What is the concentration of Ag+ remaining in solution?
Calculate the following when 0.250 L of 0.249 M AgNO3 solution is mixed with 0.350 L of 0.300 M Na2CO3 solution.
Ksp for Ag2CO3 is 8.46E-12.
A) What mass of the precipitate forms?
I found out the answer: 8.59 g.
But I don't know how to solve B, I attempted it and got it wrong.
B) What is the concentration of Ag+ remaining in solution?
B.
Let x = solubility of Ag2CO3
Ag2CO3 ==> 2Ag^+ + CO3^2-
...x........2x.......x
Ksp = (Ag^+)^2(CO3^2-)
You know Ksp or can look it up. Calculate how much of the CO3^2- was used in part A and subtract from the initial amount CO3^2- in the problem. Substitute this into Ksp expression for CO3^2- and solve for x = Ag2CO3, then multiply that by 2 to find 2x = (Ag^+).

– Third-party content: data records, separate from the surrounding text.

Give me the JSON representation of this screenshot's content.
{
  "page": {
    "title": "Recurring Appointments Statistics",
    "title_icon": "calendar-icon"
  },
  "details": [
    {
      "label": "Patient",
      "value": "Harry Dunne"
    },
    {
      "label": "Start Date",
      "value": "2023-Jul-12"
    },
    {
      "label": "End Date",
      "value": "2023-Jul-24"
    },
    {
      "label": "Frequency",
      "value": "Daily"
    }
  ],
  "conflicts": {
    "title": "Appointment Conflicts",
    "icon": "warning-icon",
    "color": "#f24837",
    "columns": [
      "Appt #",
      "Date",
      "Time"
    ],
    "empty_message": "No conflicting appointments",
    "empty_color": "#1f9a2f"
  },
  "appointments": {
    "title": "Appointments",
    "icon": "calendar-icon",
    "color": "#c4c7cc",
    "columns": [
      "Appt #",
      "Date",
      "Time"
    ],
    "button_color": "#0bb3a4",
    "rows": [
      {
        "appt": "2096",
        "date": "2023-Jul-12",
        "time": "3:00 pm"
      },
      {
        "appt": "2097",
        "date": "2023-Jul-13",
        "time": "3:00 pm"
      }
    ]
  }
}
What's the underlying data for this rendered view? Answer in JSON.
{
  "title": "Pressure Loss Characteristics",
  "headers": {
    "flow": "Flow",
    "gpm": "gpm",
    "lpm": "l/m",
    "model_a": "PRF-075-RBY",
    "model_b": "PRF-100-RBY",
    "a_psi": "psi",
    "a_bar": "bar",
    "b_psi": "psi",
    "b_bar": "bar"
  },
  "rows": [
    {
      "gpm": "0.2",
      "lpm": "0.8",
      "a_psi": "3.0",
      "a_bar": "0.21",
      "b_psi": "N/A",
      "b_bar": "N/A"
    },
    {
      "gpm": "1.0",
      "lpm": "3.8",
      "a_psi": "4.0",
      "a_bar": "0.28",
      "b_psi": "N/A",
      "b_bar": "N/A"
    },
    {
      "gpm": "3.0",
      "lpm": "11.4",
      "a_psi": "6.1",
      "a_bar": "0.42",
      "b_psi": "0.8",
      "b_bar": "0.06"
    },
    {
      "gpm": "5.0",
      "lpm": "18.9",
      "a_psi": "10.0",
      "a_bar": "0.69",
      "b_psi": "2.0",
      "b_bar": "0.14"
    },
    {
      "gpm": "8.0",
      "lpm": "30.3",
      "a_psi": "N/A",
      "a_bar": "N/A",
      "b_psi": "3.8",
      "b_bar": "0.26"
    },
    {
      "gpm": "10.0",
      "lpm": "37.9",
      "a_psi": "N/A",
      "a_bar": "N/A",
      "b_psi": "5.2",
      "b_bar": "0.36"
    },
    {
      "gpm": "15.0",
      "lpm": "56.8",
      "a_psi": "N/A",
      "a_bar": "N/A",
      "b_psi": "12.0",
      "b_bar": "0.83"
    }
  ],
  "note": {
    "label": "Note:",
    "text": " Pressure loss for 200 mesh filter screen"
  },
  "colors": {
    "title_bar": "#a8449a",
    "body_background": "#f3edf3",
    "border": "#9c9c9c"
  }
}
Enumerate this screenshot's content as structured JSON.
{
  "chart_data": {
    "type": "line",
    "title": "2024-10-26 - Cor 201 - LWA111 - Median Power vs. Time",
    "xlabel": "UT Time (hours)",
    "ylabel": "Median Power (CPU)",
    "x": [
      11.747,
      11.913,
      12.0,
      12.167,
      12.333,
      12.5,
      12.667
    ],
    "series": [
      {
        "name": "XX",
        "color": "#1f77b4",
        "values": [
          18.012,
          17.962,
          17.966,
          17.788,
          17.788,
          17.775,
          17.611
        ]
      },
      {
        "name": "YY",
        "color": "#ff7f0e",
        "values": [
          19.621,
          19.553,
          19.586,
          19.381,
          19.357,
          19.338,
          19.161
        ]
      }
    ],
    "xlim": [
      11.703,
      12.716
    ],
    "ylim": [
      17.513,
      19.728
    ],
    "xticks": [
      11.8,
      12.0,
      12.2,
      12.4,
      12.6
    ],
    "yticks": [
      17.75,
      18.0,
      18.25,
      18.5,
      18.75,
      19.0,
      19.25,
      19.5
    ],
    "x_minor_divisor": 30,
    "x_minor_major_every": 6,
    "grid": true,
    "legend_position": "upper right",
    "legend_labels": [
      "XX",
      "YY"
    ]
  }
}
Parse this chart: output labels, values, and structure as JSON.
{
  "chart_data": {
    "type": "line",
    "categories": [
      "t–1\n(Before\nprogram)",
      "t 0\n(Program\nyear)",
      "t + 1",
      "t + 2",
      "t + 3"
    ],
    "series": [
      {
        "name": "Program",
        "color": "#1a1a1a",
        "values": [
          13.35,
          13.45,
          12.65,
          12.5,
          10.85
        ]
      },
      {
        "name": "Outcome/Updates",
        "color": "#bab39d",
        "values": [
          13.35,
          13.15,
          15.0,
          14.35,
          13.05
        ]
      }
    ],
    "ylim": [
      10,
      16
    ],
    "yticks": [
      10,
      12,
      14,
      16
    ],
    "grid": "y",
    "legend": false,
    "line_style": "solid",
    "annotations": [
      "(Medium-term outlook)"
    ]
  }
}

To solve part B) and find the concentration of Ag+ remaining in solution, we need to calculate the initial number of moles of Ag+ ions and determine how many moles of Ag+ ions have reacted to form Ag2CO3.
First, let's find the initial number of moles of Ag+ ions in the AgNO3 solution.
We have 0.250 L of 0.249 M AgNO3 solution.
Number of moles of Ag+ = concentration (M) x volume (L)
Number of moles of Ag+ = 0.249 M x 0.250 L
Next, let's determine the number of moles of Ag+ that react with Na2CO3 to form Ag2CO3.
From the reaction equation, we know that the molar ratio between Ag+ and Ag2CO3 is 2:1.
So, the number of moles of Ag+ ions that react = (1/2) x number of moles of Ag+ ions.
Now, let's calculate the number of moles of Ag+ ions that react:
Number of moles of Ag+ ions that react = (1/2) x number of moles of Ag+ ions
Finally, to find the concentration of Ag+ ions remaining in the solution, we need to subtract the number of moles of Ag+ ions that react from the initial number of moles of Ag+ ions.
Concentration of Ag+ remaining = (number of moles of Ag+ ions - number of moles of Ag+ ions that react) / total volume of solution
Substituting the values, we can now solve for the concentration of Ag+ remaining in solution.
To find the concentration of Ag+ remaining in solution, we need to determine the amount of Ag+ that reacts with the Na2CO3 solution, and then calculate the remaining concentration.
Here's how you can solve it:
1. Write the balanced chemical equation for the reaction between AgNO3 and Na2CO3:
AgNO3 + Na2CO3 → Ag2CO3 + 2NaNO3
2. Calculate the moles of AgNO3 and Na2CO3 using the given volumes and molarities:
Moles of AgNO3 = volume (L) × molarity (M) = 0.250 L × 0.249 M
Moles of Na2CO3 = volume (L) × molarity (M) = 0.350 L × 0.300 M
3. Determine the limiting reagent by comparing the moles of AgNO3 and Na2CO3. The reactant that produces fewer moles of Ag2CO3 is the limiting reagent.
4. Use stoichiometry to calculate the moles of Ag2CO3 formed. The mole ratio between AgNO3 and Ag2CO3 is 1:1.
5. Calculate the mass of Ag2CO3 precipitate formed by multiplying the moles of Ag2CO3 by its molar mass. This is the answer you found for part A (8.59 g).
Now, to solve part B:
6. Calculate the initial moles of Ag+ ions present in the AgNO3 solution by multiplying the moles of AgNO3 (from step 2) by the mole ratio between Ag+ and AgNO3, which is also 1:1.
7. Calculate the moles of Ag+ ions that reacted with the Na2CO3 solution by multiplying the moles of Ag2CO3 formed (from step 4) by the mole ratio between Ag+ and Ag2CO3, which is 2:1.
8. Calculate the remaining moles of Ag+ ions by subtracting the moles of Ag+ that reacted (from step 7) from the initial moles of Ag+ (from step 6).
9. Finally, calculate the concentration of Ag+ remaining in solution by dividing the moles of Ag+ remaining by the total volume of the solution.
Note: Make sure to pay attention to significant figures and unit conversions throughout the calculations.
By following these steps, you should be able to find the correct answer for part B.